Confessions of a_NGS Newbie: 2013

Saturday, June 22, 2013

A blog about it > NGS 2013

I know, there was a time before NGS 2013 when you probably thought that > was just an innocent greater than symbol. You didn't know what the hell to do with something like this | and in your mind "cd" was an outmoded flat disc that was once used to play music. And then... you met the power and the glory of the command line, which totally rocked your biological world. That is, when weren't hating on it for returning output like "putty, putty, putty" (repeat ad nauseam in weird computer voice). Then you took it to a whole new level with commands like "gunzip" and "tar" - the latter followed by those 4 alphabetical letters that no one ever remembers (xvzf?). You also quickly learned that it is going to be necessary to type at the command line with lightning speed, keeping the error rate down to about 1 typo every 100 words, at least for amateurs. And to think that this was all happening on day 1! Thanks Adina Chung Howe.

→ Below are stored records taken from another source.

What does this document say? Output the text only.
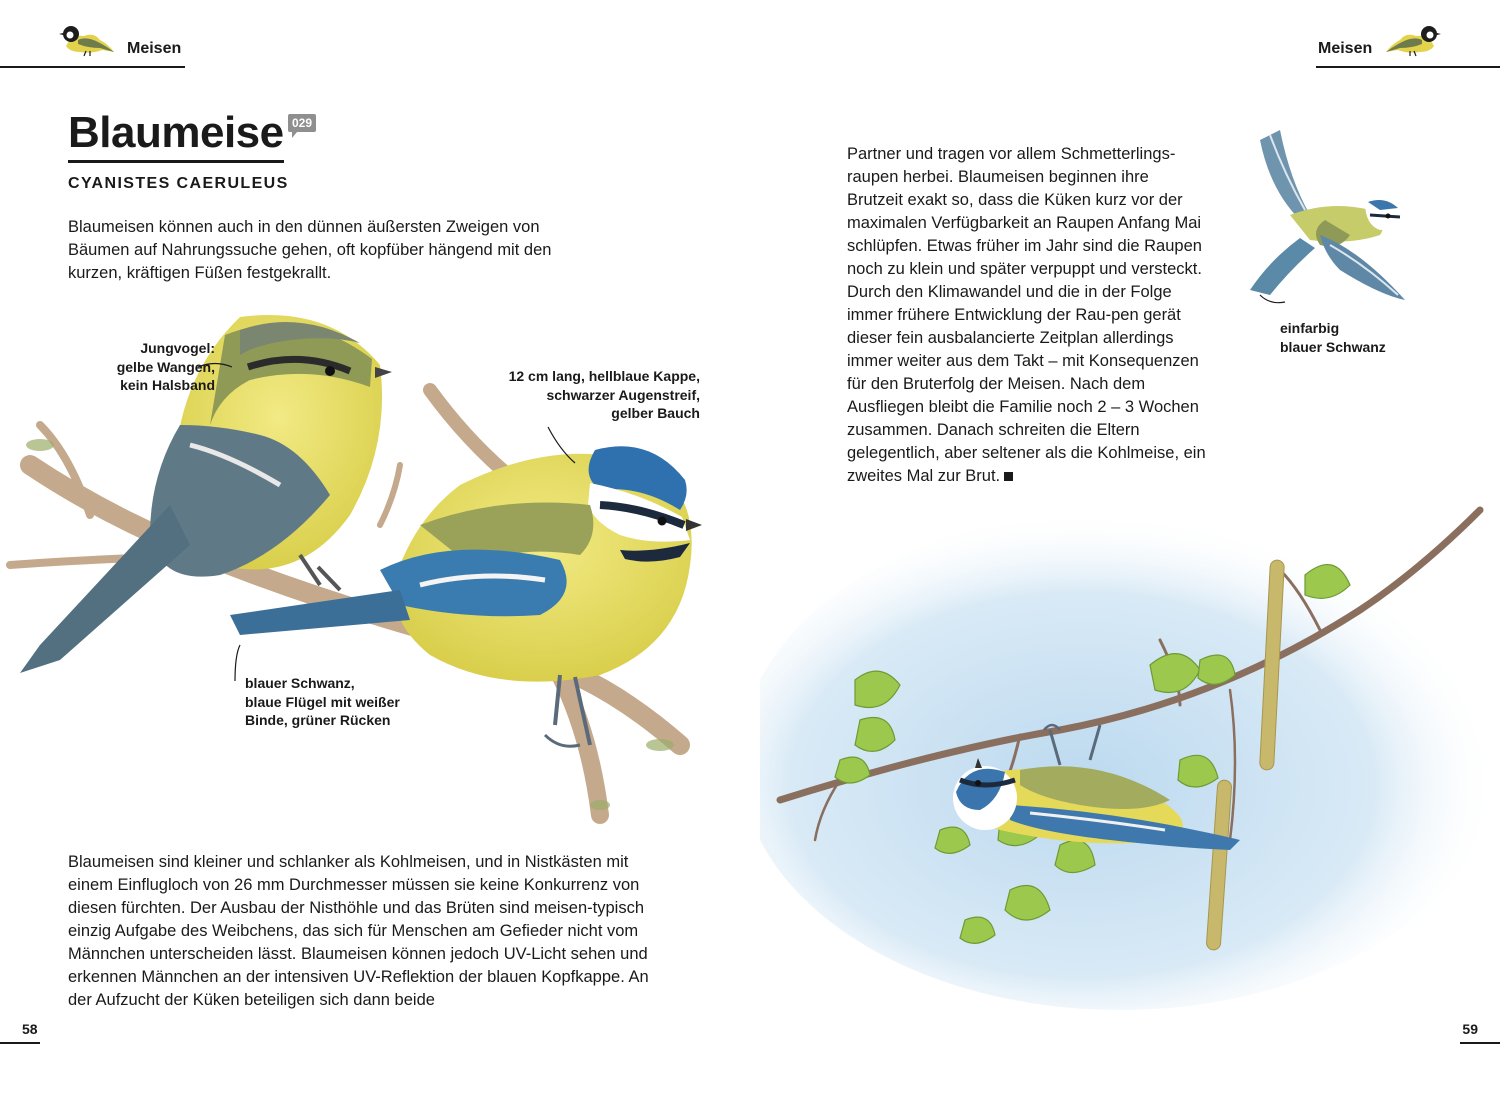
Meisen
Blaumeise 029
CYANISTES CAERULEUS

Blaumeisen können auch in den dünnen äußersten Zweigen von Bäumen auf Nahrungssuche gehen, oft kopfüber hängend mit den kurzen, kräftigen Füßen festgekrallt.

Jungvogel:
gelbe Wangen,
kein Halsband
12 cm lang, hellblaue Kappe,
schwarzer Augenstreif,
gelber Bauch
blauer Schwanz,
blaue Flügel mit weißer
Binde, grüner Rücken

Blaumeisen sind kleiner und schlanker als Kohlmeisen, und in Nistkästen mit einem Einflugloch von 26 mm Durchmesser müssen sie keine Konkurrenz von diesen fürchten. Der Ausbau der Nisthöhle und das Brüten sind meisen-typisch einzig Aufgabe des Weibchens, das sich für Menschen am Gefieder nicht vom Männchen unterscheiden lässt. Blaumeisen können jedoch UV-Licht sehen und erkennen Männchen an der intensiven UV-Reflektion der blauen Kopfkappe. An der Aufzucht der Küken beteiligen sich dann beide

58
Meisen

Partner und tragen vor allem Schmetterlings-raupen herbei. Blaumeisen beginnen ihre Brutzeit exakt so, dass die Küken kurz vor der maximalen Verfügbarkeit an Raupen Anfang Mai schlüpfen. Etwas früher im Jahr sind die Raupen noch zu klein und später verpuppt und versteckt. Durch den Klimawandel und die in der Folge immer frühere Entwicklung der Rau-pen gerät dieser fein ausbalancierte Zeitplan allerdings immer weiter aus dem Takt – mit Konsequenzen für den Bruterfolg der Meisen. Nach dem Ausfliegen bleibt die Familie noch 2 – 3 Wochen zusammen. Danach schreiten die Eltern gelegentlich, aber seltener als die Kohlmeise, ein zweites Mal zur Brut.

einfarbig
blauer Schwanz
59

So what, pray tell, am I talking about? MSU NGS Summer Course 2013 is a two week course on next generation sequencing technologies that took place at the WK Kellogg Biological Station, a summer retreat built by the vaguely weird tycoon of Kellogg cereal fame. Why weird? Small fact communicated by Rachel Prunier, one of the NGS students: apparently said tycoon was fascinated by the anti-masturbatory properties of excessive consumption of raisin bran. Upon reflection, I can sort of buy into that.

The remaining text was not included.